American Baby Photo Becomes Japanese Web Sensation

http://www.nytimes.com/2010/09/16/fashion/16meme.html?_r=1&ref=fashion

This New York Times article offers a weird and funny example of how content can take on different meanings in different cultural contexts and corners of the web. In 2000, a man in Florida uploaded a picture of his baby son, Stephen, onto his personal website. The photo included a caption about how Stephen was a happy baby. Nine years later, the man stumbled on a range of edited versions of the image from across the web, created by a bunch of strangers in Japan. Among other things, the baby’s face was pasted on an image of Kurt Cobain’s head, carved into Mount Rushmore, and depicted in a video game.

The baby had become an Internet meme, an “idea, image, catchphrase or video that goes viral, mutating via amateur remixes into unexpected forms.” KnowYourMeme.com, a website devoted to tracking and documenting Internet memes, helped the family trace the odd evolution of the photo using Google Insights and site reader feedback. Apparently, the original photo appeared on an anonymous Japanese image board in 2004, where someone created a web form allowing users to add cartoon bubble quotes to the baby’s image. The image spread from there.

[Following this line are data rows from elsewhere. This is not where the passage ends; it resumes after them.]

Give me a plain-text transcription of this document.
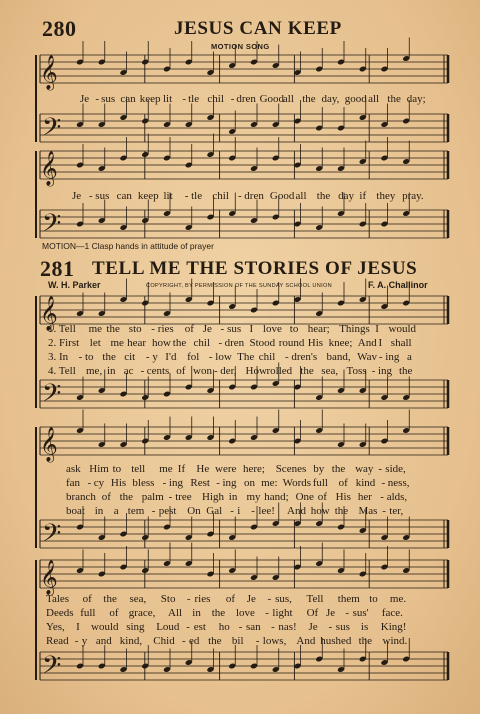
𝄞
𝄢
𝄞
𝄢
𝄞
𝄢
𝄞
𝄢
𝄞
𝄢
280	JESUS CAN KEEP
MOTION SONG
Je - sus can keep lit - tle chil - dren Good
all the day, good all the day;
Je - sus can keep lit - tle chil - dren Good all the day if they pray.
MOTION—1 Clasp hands in attitude of prayer
281 TELL ME THE STORIES OF JESUS
W. H. Parker	COPYRIGHT, BY PERMISSION OF THE SUNDAY SCHOOL UNION	F. A. Challinor
1. Tell me the sto - ries of Je - sus I love to hear; Things I would
2. First let me hear how the chil - dren Stood round His knee; And I shall
3. In - to the cit - y I'd fol - low The chil - dren's band, Wav - ing a
4. Tell me, in ac - cents of won - der, How rolled the sea, Toss - ing the
ask Him to tell me If He were here; Scenes by the way - side,
fan - cy His bless - ing Rest - ing on me: Words full of kind - ness,
branch of the palm - tree High in my hand; One of His her - alds,
boat in a tem - pest On Gal - i - lee! And how the Mas - ter,
Tales of the sea, Sto - ries of Je - sus, Tell them to me.
Deeds full of grace, All in the love - light Of Je - sus' face.
Yes, I would sing Loud - est ho - san - nas! Je - sus is King!
Read - y and kind, Chid - ed the bil - lows, And hushed the wind.
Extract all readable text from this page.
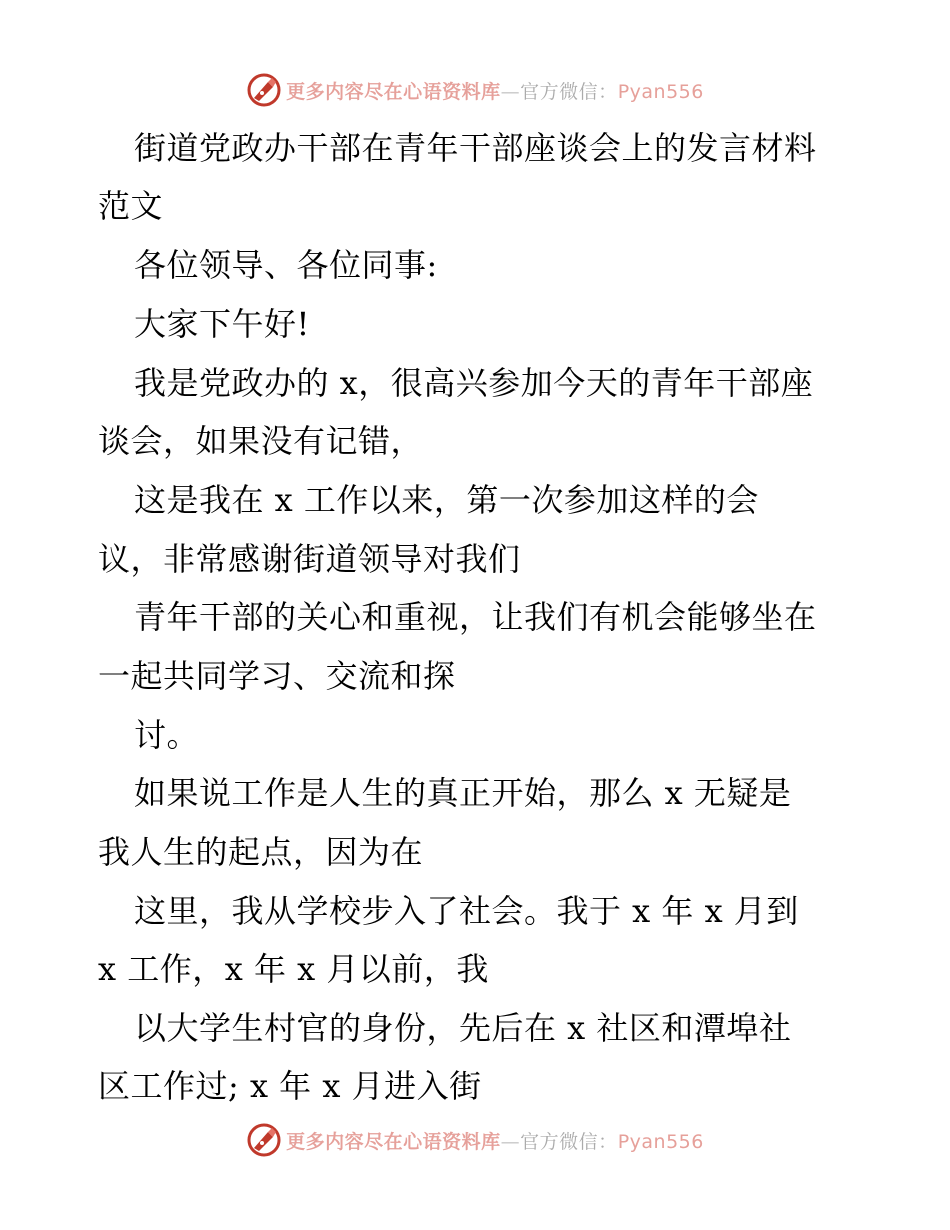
更多内容尽在心语资料库—官方微信：Pyan556
街道党政办干部在青年干部座谈会上的发言材料
范文
各位领导、各位同事:
大家下午好!
我是党政办的 x，很高兴参加今天的青年干部座
谈会，如果没有记错，
这是我在 x 工作以来，第一次参加这样的会
议，非常感谢街道领导对我们
青年干部的关心和重视，让我们有机会能够坐在
一起共同学习、交流和探
讨。
如果说工作是人生的真正开始，那么 x 无疑是
我人生的起点，因为在
这里，我从学校步入了社会。我于 x 年 x 月到
x 工作，x 年 x 月以前，我
以大学生村官的身份，先后在 x 社区和潭埠社
区工作过; x 年 x 月进入街
更多内容尽在心语资料库—官方微信：Pyan556
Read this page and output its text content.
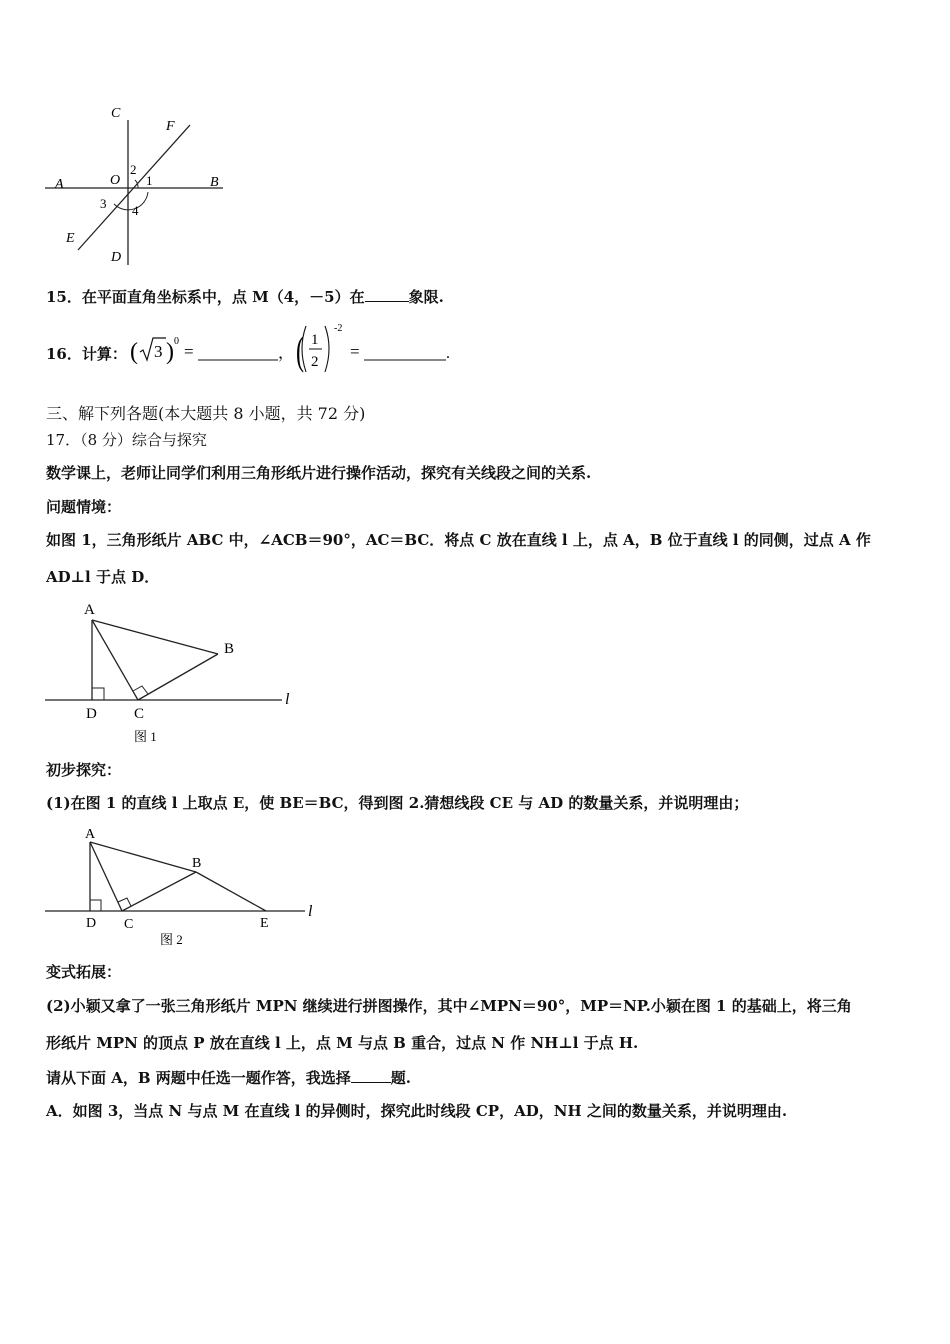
C
F
A	O
2
1	B
3 4
E
D
15．在平面直角坐标系中，点 M（4，－5）在	象限.
16．计算： ( 3 ) 0
=	， ( 1
2
-2
=	.
三、解下列各题(本大题共 8 小题，共 72 分)
17．（8 分）综合与探究
数学课上，老师让同学们利用三角形纸片进行操作活动，探究有关线段之间的关系.
问题情境：
如图 1，三角形纸片 ABC 中，∠ACB＝90°，AC＝BC．将点 C 放在直线 l 上，点 A，B 位于直线 l 的同侧，过点 A 作
AD⊥l 于点 D．
A
B
D C
l
图 1
初步探究：
(1)在图 1 的直线 l 上取点 E，使 BE＝BC，得到图 2.猜想线段 CE 与 AD 的数量关系，并说明理由；
A
B
D C	E
l
图 2
变式拓展：
(2)小颖又拿了一张三角形纸片 MPN 继续进行拼图操作，其中∠MPN＝90°，MP＝NP.小颖在图 1 的基础上，将三角
形纸片 MPN 的顶点 P 放在直线 l 上，点 M 与点 B 重合，过点 N 作 NH⊥l 于点 H.
请从下面 A，B 两题中任选一题作答，我选择	题.
A．如图 3，当点 N 与点 M 在直线 l 的异侧时，探究此时线段 CP，AD，NH 之间的数量关系，并说明理由.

This article resonates with themes covered in INFO 202 lectures 4 & 5. A single image, in this case a picture of a particular baby, had very different meaning on a family website and as a cultural icon divorced from the original person it depicts. Different identifiers appeared in the two contexts. On the family website, the baby was identified by his proper name, Stephen. To Japanese meme enthusiasts, the child took on the much more generic identifier, “Mr. Baby.” The actual identity of the baby was irrelevant in this context. It was the familiarity of the face as a template that was important.

The reasons for organizing images of Mr. Baby were also different. On the family website, the purpose was to create a narrative around the newest member of the household. The type and level of content organization was based on supporting this story. As a meme, Mr. Baby was a playful artistic phenomenon. He image was funny and interesting in part because it was so random. His face was set up as a blank slate to which a community could add their own meaning and interpretation. As it spread throughout the web, there was no single organizing mechanism around this face. For the family, the snapshot was a moment captured in time. For the Internet more broadly, the image was an evolving, living entity with meaning that continued to change over the course of several years.